“Tutto lo sverdo ce l’hai tu !” cit.
(capisci solo tu!)
Tra le ridenti colline maceratesi e fermane, la parola sverdo non indica solo un piccolo coltello (come spesso accade in altre zone), ma si trasforma in un termine quasi faunistico sarcastico per descrivere una persona un po’ saccente, furba, abile, o particolarmente veloce nel “capire tutto”.
svèlto agg. [forse dallo spagn. suelto «sciolto», con influenza di svèlto, part. pass. di svèllere].
L’origine del termine sembra essere legata alla sua versione più tradizionale di “coltello affilato”, ma qui il concetto si è evoluto: una persona sverda taglia le situazioni con la stessa rapidità e precisione di una lama ben affilata. Il legame con l’abilità del coltello si riflette nel modo in cui chi viene definito sverdo è considerato qualcuno in grado di risolvere questioni rapidamente o di saperla sempre lunga su tutto. In effetti, una persona sverda è furba, veloce, e un po’ troppo convinta di saper fare o capire tutto meglio degli altri.
Nota dialettale
Sverdezza = sveltezza, prontezza di intelligenza, azione pronta e lesta
Sverdo = tutte le furbizie o tutta l’intelligenza (“tutto lo sverdo ce l’hai tu !” = capisci solo tu !)
Sverdu = svelto, furbo, astuto
Svirdì = rendere più svelto, più snello, più disinvolto
Svirdisse = diventare più svelto, più snello, più disinvolto
Svirditu = diventato più svelto, più snello, più disinvolto
Nel quotidiano, chiamare qualcuno Sverdo è una maniera scherzosa per dire che è un po’ “saputello”, sempre pronto a mettersi in mostra con la propria intelligenza o scaltrezza.
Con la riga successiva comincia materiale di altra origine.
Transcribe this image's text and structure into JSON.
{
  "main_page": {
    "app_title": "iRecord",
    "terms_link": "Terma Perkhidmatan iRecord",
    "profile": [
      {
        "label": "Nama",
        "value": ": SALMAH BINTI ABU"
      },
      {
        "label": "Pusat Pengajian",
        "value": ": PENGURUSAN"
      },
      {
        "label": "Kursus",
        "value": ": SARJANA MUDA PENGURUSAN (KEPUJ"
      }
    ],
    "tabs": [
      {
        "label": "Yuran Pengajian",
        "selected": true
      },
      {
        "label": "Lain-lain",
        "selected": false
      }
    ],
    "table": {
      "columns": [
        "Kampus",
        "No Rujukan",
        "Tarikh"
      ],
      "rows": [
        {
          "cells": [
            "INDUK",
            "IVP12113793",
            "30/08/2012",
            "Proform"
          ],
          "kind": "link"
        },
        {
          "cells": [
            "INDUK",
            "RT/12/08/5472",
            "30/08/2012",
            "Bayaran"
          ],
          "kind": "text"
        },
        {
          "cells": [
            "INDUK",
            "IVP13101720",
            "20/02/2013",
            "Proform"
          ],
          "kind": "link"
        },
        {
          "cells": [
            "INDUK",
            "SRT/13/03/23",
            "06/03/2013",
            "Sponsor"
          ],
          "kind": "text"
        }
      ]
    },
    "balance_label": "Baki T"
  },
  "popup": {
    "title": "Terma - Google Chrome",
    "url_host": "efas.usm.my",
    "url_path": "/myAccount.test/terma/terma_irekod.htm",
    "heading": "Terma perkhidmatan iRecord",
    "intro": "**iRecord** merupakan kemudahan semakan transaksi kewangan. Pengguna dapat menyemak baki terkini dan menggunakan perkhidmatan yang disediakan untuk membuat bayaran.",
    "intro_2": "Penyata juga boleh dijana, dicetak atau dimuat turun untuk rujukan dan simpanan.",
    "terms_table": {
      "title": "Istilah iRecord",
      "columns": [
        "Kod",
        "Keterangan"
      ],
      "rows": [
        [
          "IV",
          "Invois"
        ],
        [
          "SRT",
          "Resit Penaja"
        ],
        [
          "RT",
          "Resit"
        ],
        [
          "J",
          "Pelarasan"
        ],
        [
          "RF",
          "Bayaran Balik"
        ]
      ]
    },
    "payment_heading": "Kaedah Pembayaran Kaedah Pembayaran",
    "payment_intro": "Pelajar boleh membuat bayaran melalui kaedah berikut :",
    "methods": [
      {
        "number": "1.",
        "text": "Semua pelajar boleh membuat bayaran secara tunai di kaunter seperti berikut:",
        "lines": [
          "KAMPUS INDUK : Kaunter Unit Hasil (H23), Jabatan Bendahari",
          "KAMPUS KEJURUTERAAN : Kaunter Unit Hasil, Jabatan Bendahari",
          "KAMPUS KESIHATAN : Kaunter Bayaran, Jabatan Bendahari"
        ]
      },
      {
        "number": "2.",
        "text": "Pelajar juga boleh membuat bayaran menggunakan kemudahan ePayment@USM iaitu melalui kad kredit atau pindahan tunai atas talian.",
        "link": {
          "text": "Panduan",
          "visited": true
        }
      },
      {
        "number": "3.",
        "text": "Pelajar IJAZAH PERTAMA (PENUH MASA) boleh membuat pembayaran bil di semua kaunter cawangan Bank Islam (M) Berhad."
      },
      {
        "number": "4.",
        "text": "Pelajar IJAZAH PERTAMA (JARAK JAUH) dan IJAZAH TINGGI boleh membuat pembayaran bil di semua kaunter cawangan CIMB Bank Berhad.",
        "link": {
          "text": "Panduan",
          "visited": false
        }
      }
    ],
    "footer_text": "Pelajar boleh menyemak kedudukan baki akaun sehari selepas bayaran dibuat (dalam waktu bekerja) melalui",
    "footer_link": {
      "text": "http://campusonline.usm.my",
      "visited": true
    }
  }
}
Per esempio, se c’è una persona che interviene in ogni discussione con un’aria di superiorità o con la “soluzione perfetta” a tutto, potresti sentir dire: “è ‘rriato lo sverdotto!” ( è arrivato il capiscione!)
Allo stesso tempo, sverdo può avere una connotazione positiva. Viene usato anche per indicare chi ha quella furbizia sana e abile, capace di tirarsi fuori dai guai o di affrontare situazioni complesse con astuzia. Se qualcuno riesce a fare una cosa velocemente e bene, ci si potrebbe complimentare con: “Te sì proprio sverdo!” (Sei proprio abile!).
Essere degli Sverdotti o delle Sverdotte è una presa in giro leggera per chi è un po’ troppo sicuro di sé; ma anche un riconoscimento della capacità e velocità di pensiero. In ogni caso, descrive perfettamente quella personalità brillante e furbetta che, nelle Marche, non passa mai inosservata!
Dunque, se qualcuno vi chiama Sverdi, prendetela come una laurea ad honorem: potrebbe voler dire che siete furbi… o semplicemente che vi piace fare i “capiscioni”; fidatevi ve lo dicono due Sverdotte!